Lo hermoso de las campañas electorales es que, en medio del tedio y la grisura, puede saltar la liebre. En ésta que ya parecía consumida desde el remoto debate a cuatro, el imprevisto ha surgido del despacho más insospechado. Porque debe ser un récord mundial, digno del Guinness, que al ministro del Interior de un país lo graben en su guarida dando instrucciones de cómo reventar al rival, y redondear la faena difundiendo sus palabras cuatro días antes de ir a las urnas.
La respuesta de Fernández Díaz ha sido ciertamente conmovedora. Nada menos que el jefe de la Policía presentándose como víctima indefensa de una conspiración. Da miedo pensar cómo está el asunto de la seguridad cuando al dueño de la porra lo desnudan de esta forma dentro de las cuatro paredes del búnker ministerial y, según todo apunta, funcionarios de la casa.
Lo mejor para Fernández Díaz es que no tendrá que dar la cara mucho más tiempo, porque ni aun llegando Rajoy a la Moncloa repetiría en el cargo. Está el golpe, tremendo, que lo deja en la cuneta política, pero uno imagina las risitas de sus subordinados y de los polis a cada paso y entiende que él debe ser el primer interesado en quitarse de en medio cuanto antes.
Sólo un iluso puede creer a estas alturas que el Poder ejecutivo respeta siempre y en cualquier circunstancia la neutralidad política de las instituciones del Estado.
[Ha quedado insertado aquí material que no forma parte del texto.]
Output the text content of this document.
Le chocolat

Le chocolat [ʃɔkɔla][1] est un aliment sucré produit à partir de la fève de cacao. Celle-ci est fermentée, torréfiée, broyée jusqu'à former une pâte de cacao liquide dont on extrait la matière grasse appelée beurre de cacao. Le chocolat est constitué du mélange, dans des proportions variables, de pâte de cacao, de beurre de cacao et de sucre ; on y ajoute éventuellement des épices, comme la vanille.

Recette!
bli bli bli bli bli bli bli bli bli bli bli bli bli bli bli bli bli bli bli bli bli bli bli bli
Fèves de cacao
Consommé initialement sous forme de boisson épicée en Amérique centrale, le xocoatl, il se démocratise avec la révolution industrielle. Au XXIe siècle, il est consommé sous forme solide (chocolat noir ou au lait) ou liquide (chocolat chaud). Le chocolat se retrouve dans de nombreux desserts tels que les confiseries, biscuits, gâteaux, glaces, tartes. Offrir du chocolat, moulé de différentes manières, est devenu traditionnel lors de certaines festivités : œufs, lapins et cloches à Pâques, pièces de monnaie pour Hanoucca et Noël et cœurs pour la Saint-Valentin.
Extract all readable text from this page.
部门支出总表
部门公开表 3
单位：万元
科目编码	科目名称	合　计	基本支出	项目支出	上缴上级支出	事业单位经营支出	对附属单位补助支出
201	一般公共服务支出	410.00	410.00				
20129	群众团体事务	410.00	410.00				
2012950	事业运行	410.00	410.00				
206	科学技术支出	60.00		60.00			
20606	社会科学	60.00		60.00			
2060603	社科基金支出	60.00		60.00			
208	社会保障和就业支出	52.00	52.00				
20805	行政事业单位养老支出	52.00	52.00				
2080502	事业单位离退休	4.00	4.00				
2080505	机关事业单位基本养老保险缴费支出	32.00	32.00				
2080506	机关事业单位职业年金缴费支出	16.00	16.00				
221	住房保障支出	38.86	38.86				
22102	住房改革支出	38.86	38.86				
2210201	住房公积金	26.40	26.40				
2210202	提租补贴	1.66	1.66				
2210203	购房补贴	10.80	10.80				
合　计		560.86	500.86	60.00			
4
Antes que Fernández Díaz instase a los agentes a actuar contra los separatistas hemos visto al Ministerio Fiscal convertido en abogado defensor de la infanta y a Montoro presumir de tener a mano nuestras declaraciones de la renta. Pero tiene bemoles que entre los primeros que han cogido turno para linchar al ministro esté Artur Mas, alguien que sin ningún remordimiento ha convertido la Generalitat de todos los catalanes en la Generalitat de todos los independentistas.
Dudo, en cualquier caso, que las artimañas del ministro para escarmentar a los separatistas tengan algún coste electoral. Puede que incluso alguno se haya sorprendido: "¡Albricias, después de todo alguien hacía algo!". Pero en los espíritus más sensibles Fernández Díaz deja una desazón tremenda. La de una Policía que está manga por hombro. La de un espía espiado. La del alguacil alguacilado.